If we note how modern science started we can see the near inevitability of its descent into spiritual ignorance. For nature to be regarded solely as an object of study and exploitation it was separated from its roots in the spiritual world, a world not open to investigation by the new methods. As time passed and the new approach proved highly successful in material terms it came to be seen as the only way in which the world could be understood despite the protestations of people like William Blake and writers and artists associated with the Romantic movement of the late 18th and early 19th centuries. When science through Darwinism came up with its own creation myth its triumph was assured, and we now live with the spiritually disastrous results of that. Even much spirituality nowadays, such as it is, has to accord with science if it is to be accepted as realistic, the very opposite of what should be the case.
Anyone taking the line I have here will inevitably be asked if (for example) he uses computers or avails himself of the advantages of modern medicine. In other words, if he uses some of the many benefits that science has brought.
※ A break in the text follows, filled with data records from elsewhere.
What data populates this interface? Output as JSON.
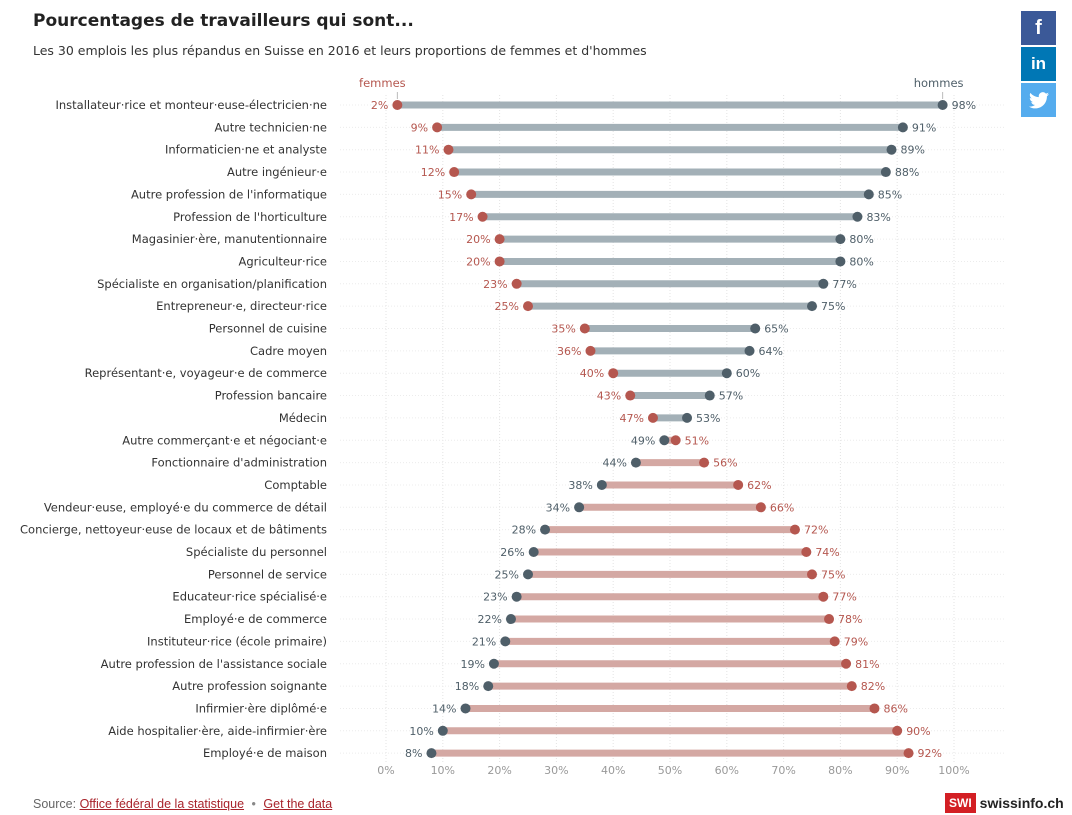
{
  "header": {
    "title": "Pourcentages de travailleurs qui sont...",
    "subtitle": "Les 30 emplois les plus répandus en Suisse en 2016 et leurs proportions de femmes et d'hommes"
  },
  "share": {
    "facebook": "f",
    "linkedin": "in",
    "twitter": "twitter"
  },
  "colors": {
    "women": "#b5574f",
    "men": "#4f5f69",
    "bar_men_dominant": "#a3b0b7",
    "bar_women_dominant": "#d4a8a3"
  },
  "chart_data": {
    "type": "dumbbell",
    "legend": {
      "women": "femmes",
      "men": "hommes"
    },
    "x_ticks": [
      "0%",
      "10%",
      "20%",
      "30%",
      "40%",
      "50%",
      "60%",
      "70%",
      "80%",
      "90%",
      "100%"
    ],
    "xlim": [
      0,
      100
    ],
    "grid": true,
    "categories": [
      "Installateur·rice et monteur·euse-électricien·ne",
      "Autre technicien·ne",
      "Informaticien·ne et analyste",
      "Autre ingénieur·e",
      "Autre profession de l'informatique",
      "Profession de l'horticulture",
      "Magasinier·ère, manutentionnaire",
      "Agriculteur·rice",
      "Spécialiste en organisation/planification",
      "Entrepreneur·e, directeur·rice",
      "Personnel de cuisine",
      "Cadre moyen",
      "Représentant·e, voyageur·e de commerce",
      "Profession bancaire",
      "Médecin",
      "Autre commerçant·e et négociant·e",
      "Fonctionnaire d'administration",
      "Comptable",
      "Vendeur·euse, employé·e du commerce de détail",
      "Concierge, nettoyeur·euse de locaux et de bâtiments",
      "Spécialiste du personnel",
      "Personnel de service",
      "Educateur·rice spécialisé·e",
      "Employé·e de commerce",
      "Instituteur·rice (école primaire)",
      "Autre profession de l'assistance sociale",
      "Autre profession soignante",
      "Infirmier·ère diplômé·e",
      "Aide hospitalier·ère, aide-infirmier·ère",
      "Employé·e de maison"
    ],
    "series": [
      {
        "name": "femmes",
        "values": [
          2,
          9,
          11,
          12,
          15,
          17,
          20,
          20,
          23,
          25,
          35,
          36,
          40,
          43,
          47,
          51,
          56,
          62,
          66,
          72,
          74,
          75,
          77,
          78,
          79,
          81,
          82,
          86,
          90,
          92
        ]
      },
      {
        "name": "hommes",
        "values": [
          98,
          91,
          89,
          88,
          85,
          83,
          80,
          80,
          77,
          75,
          65,
          64,
          60,
          57,
          53,
          49,
          44,
          38,
          34,
          28,
          26,
          25,
          23,
          22,
          21,
          19,
          18,
          14,
          10,
          8
        ]
      }
    ]
  },
  "footer": {
    "source_label": "Source:",
    "source_link": "Office fédéral de la statistique",
    "separator": "•",
    "data_link": "Get the data"
  },
  "logo": {
    "badge": "SWI",
    "name": "swissinfo.ch"
  }
}
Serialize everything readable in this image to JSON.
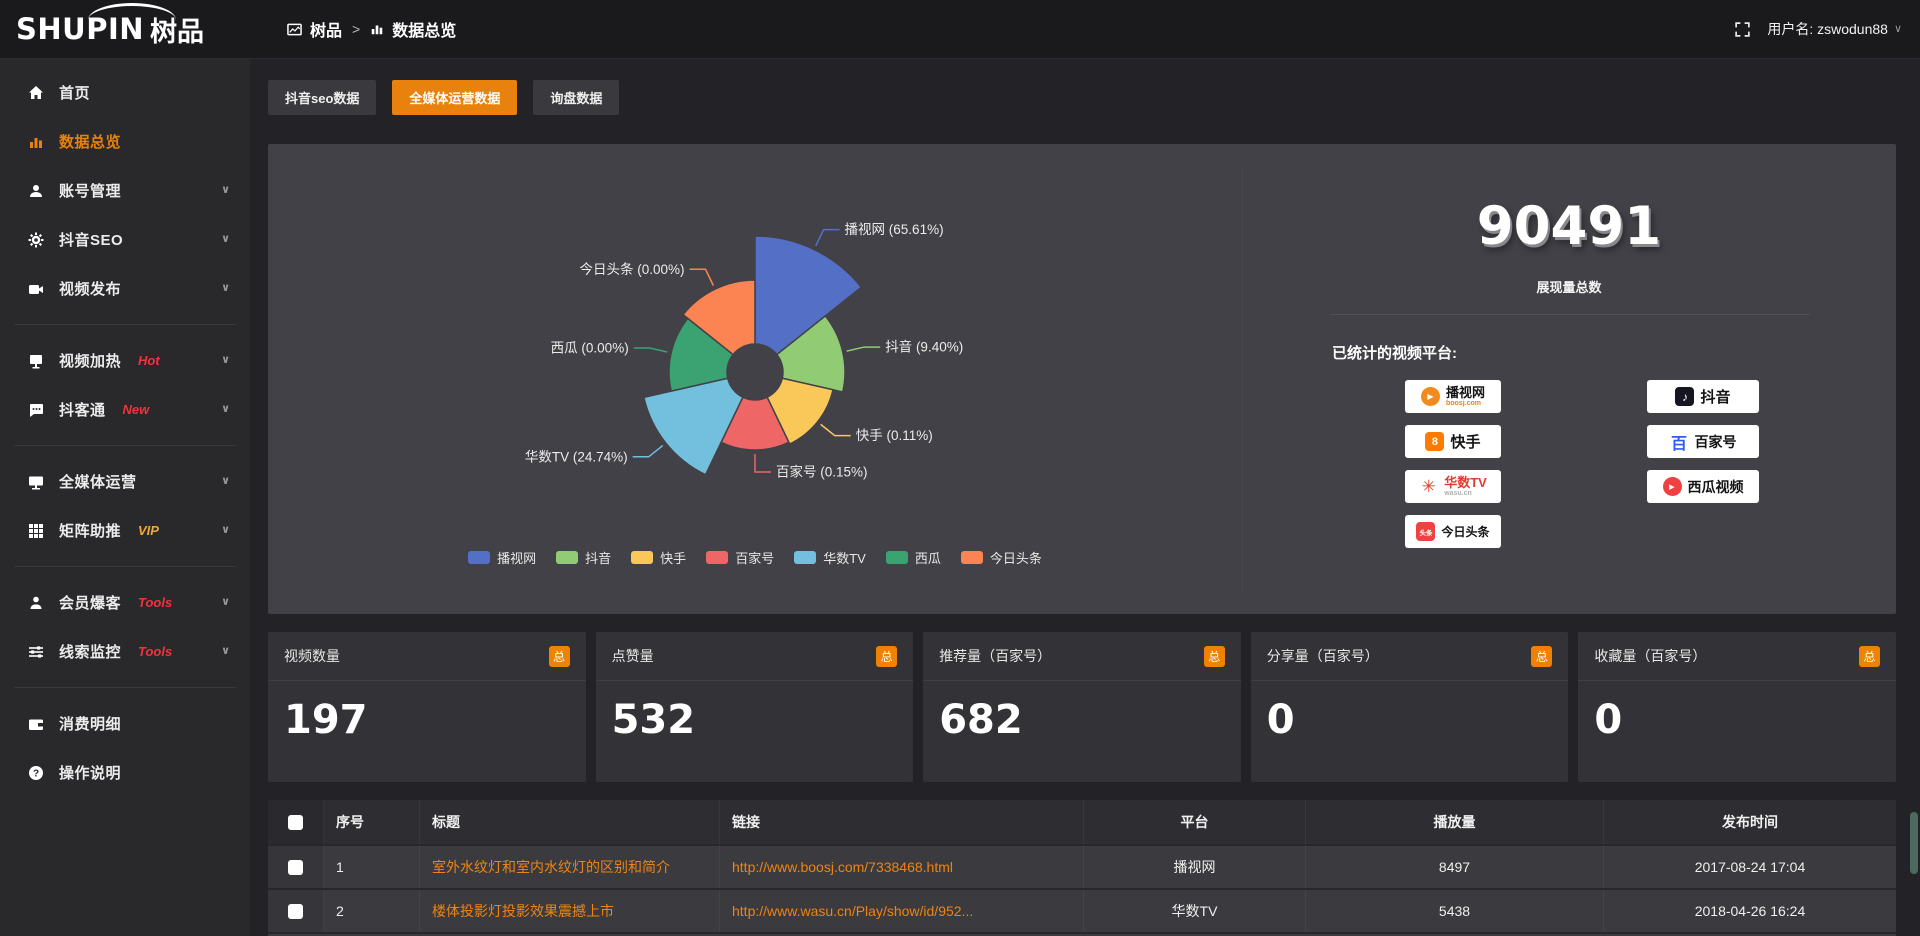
{
  "header": {
    "logo_primary": "SHUPIN",
    "logo_secondary": "树品",
    "breadcrumb_root": "树品",
    "breadcrumb_separator": ">",
    "breadcrumb_current": "数据总览",
    "username": "用户名: zswodun88"
  },
  "colors": {
    "accent_orange": "#e8820c",
    "link_orange": "#ef8412",
    "tag_red": "#f5313d",
    "tag_gold": "#f0a63c",
    "badge_orange": "#ef8200"
  },
  "sidebar": {
    "items": [
      {
        "label": "首页",
        "icon": "home-icon",
        "tag": ""
      },
      {
        "label": "数据总览",
        "icon": "bar-chart-icon",
        "tag": "",
        "active": true
      },
      {
        "label": "账号管理",
        "icon": "user-icon",
        "tag": ""
      },
      {
        "label": "抖音SEO",
        "icon": "gear-icon",
        "tag": ""
      },
      {
        "label": "视频发布",
        "icon": "video-icon",
        "tag": ""
      },
      {
        "label": "视频加热",
        "icon": "screen-icon",
        "tag": "Hot"
      },
      {
        "label": "抖客通",
        "icon": "chat-icon",
        "tag": "New"
      },
      {
        "label": "全媒体运营",
        "icon": "monitor-icon",
        "tag": ""
      },
      {
        "label": "矩阵助推",
        "icon": "grid-icon",
        "tag": "VIP"
      },
      {
        "label": "会员爆客",
        "icon": "member-icon",
        "tag": "Tools"
      },
      {
        "label": "线索监控",
        "icon": "sliders-icon",
        "tag": "Tools"
      },
      {
        "label": "消费明细",
        "icon": "wallet-icon",
        "tag": ""
      },
      {
        "label": "操作说明",
        "icon": "question-icon",
        "tag": ""
      }
    ]
  },
  "tabs": [
    {
      "label": "抖音seo数据",
      "active": false
    },
    {
      "label": "全媒体运营数据",
      "active": true
    },
    {
      "label": "询盘数据",
      "active": false
    }
  ],
  "chart_data": {
    "type": "pie",
    "variant": "nightingale-rose",
    "legend_position": "bottom",
    "inner_radius_px": 28,
    "slices": [
      {
        "name": "播视网",
        "percent": 65.61,
        "label": "播视网 (65.61%)",
        "color": "#5470c6",
        "outer_radius_px": 136
      },
      {
        "name": "抖音",
        "percent": 9.4,
        "label": "抖音 (9.40%)",
        "color": "#91cc75",
        "outer_radius_px": 90
      },
      {
        "name": "快手",
        "percent": 0.11,
        "label": "快手 (0.11%)",
        "color": "#fac858",
        "outer_radius_px": 80
      },
      {
        "name": "百家号",
        "percent": 0.15,
        "label": "百家号 (0.15%)",
        "color": "#ee6666",
        "outer_radius_px": 78
      },
      {
        "name": "华数TV",
        "percent": 24.74,
        "label": "华数TV (24.74%)",
        "color": "#73c0de",
        "outer_radius_px": 114
      },
      {
        "name": "西瓜",
        "percent": 0.0,
        "label": "西瓜 (0.00%)",
        "color": "#3ba272",
        "outer_radius_px": 86
      },
      {
        "name": "今日头条",
        "percent": 0.0,
        "label": "今日头条 (0.00%)",
        "color": "#fc8452",
        "outer_radius_px": 92
      }
    ]
  },
  "summary": {
    "total_value": "90491",
    "total_caption": "展现量总数",
    "platforms_title": "已统计的视频平台:",
    "badges_left": [
      {
        "name": "播视网",
        "sub": "boosj.com",
        "icon": "boosj-logo",
        "glyph": "▶"
      },
      {
        "name": "快手",
        "sub": "",
        "icon": "kuaishou-logo",
        "glyph": "8"
      },
      {
        "name": "华数TV",
        "sub": "wasu.cn",
        "icon": "wasu-logo",
        "glyph": "✳"
      },
      {
        "name": "今日头条",
        "sub": "",
        "icon": "toutiao-logo",
        "glyph": "头条"
      }
    ],
    "badges_right": [
      {
        "name": "抖音",
        "sub": "",
        "icon": "douyin-logo",
        "glyph": "♪"
      },
      {
        "name": "百家号",
        "sub": "",
        "icon": "baijiahao-logo",
        "glyph": "百"
      },
      {
        "name": "西瓜视频",
        "sub": "",
        "icon": "xigua-logo",
        "glyph": "▶"
      }
    ]
  },
  "stat_cards": [
    {
      "label": "视频数量",
      "badge": "总",
      "value": "197"
    },
    {
      "label": "点赞量",
      "badge": "总",
      "value": "532"
    },
    {
      "label": "推荐量（百家号）",
      "badge": "总",
      "value": "682"
    },
    {
      "label": "分享量（百家号）",
      "badge": "总",
      "value": "0"
    },
    {
      "label": "收藏量（百家号）",
      "badge": "总",
      "value": "0"
    }
  ],
  "table": {
    "headers": [
      "序号",
      "标题",
      "链接",
      "平台",
      "播放量",
      "发布时间"
    ],
    "rows": [
      {
        "index": "1",
        "title": "室外水纹灯和室内水纹灯的区别和简介",
        "link": "http://www.boosj.com/7338468.html",
        "platform": "播视网",
        "views": "8497",
        "published": "2017-08-24 17:04"
      },
      {
        "index": "2",
        "title": "楼体投影灯投影效果震撼上市",
        "link": "http://www.wasu.cn/Play/show/id/952...",
        "platform": "华数TV",
        "views": "5438",
        "published": "2018-04-26 16:24"
      }
    ]
  }
}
If the answer is yes, he will be charged with hypocrisy. However it's not that simple. We all live in the 21st century and, unless we take to the woods and become hermits, we have to do so. No one disputes that modern science has brought many material benefits. It would never have made the inroads it has if it had not done so, but the point is it has brought them at immense spiritual cost. If we live in the modern world then we more or less have to use the products of science, and we can legitimately do so though I would suggest we should do so to a limited degree if we wish to avoid being contaminated by the mindset behind them. For it is not science that is bad but the mindset behind it, though I admit it can be hard to disentangle the two especially when the products of science reinforce the idea of man as a machine.
And so I say that, while science has brought some good things on the material level (it has brought many bad and unholy things too), these don't begin to compensate for the spiritual destruction it has wrought. But I would also add that it is not science per se that I am attacking here but a science not pursued in the light of the reality of God and the hierarchical supremacy of revelation and spiritual insight to unsupported reason. If science acknowledged that there are truths, deeper foundational truths, beyond its reach then it might begin to acquire a wisdom it currently lacks and which we so desperately need. If it pursued knowledge not for its own sake or even humanity's sake but for a fuller revelation of God then it might start to discover something really worthwhile.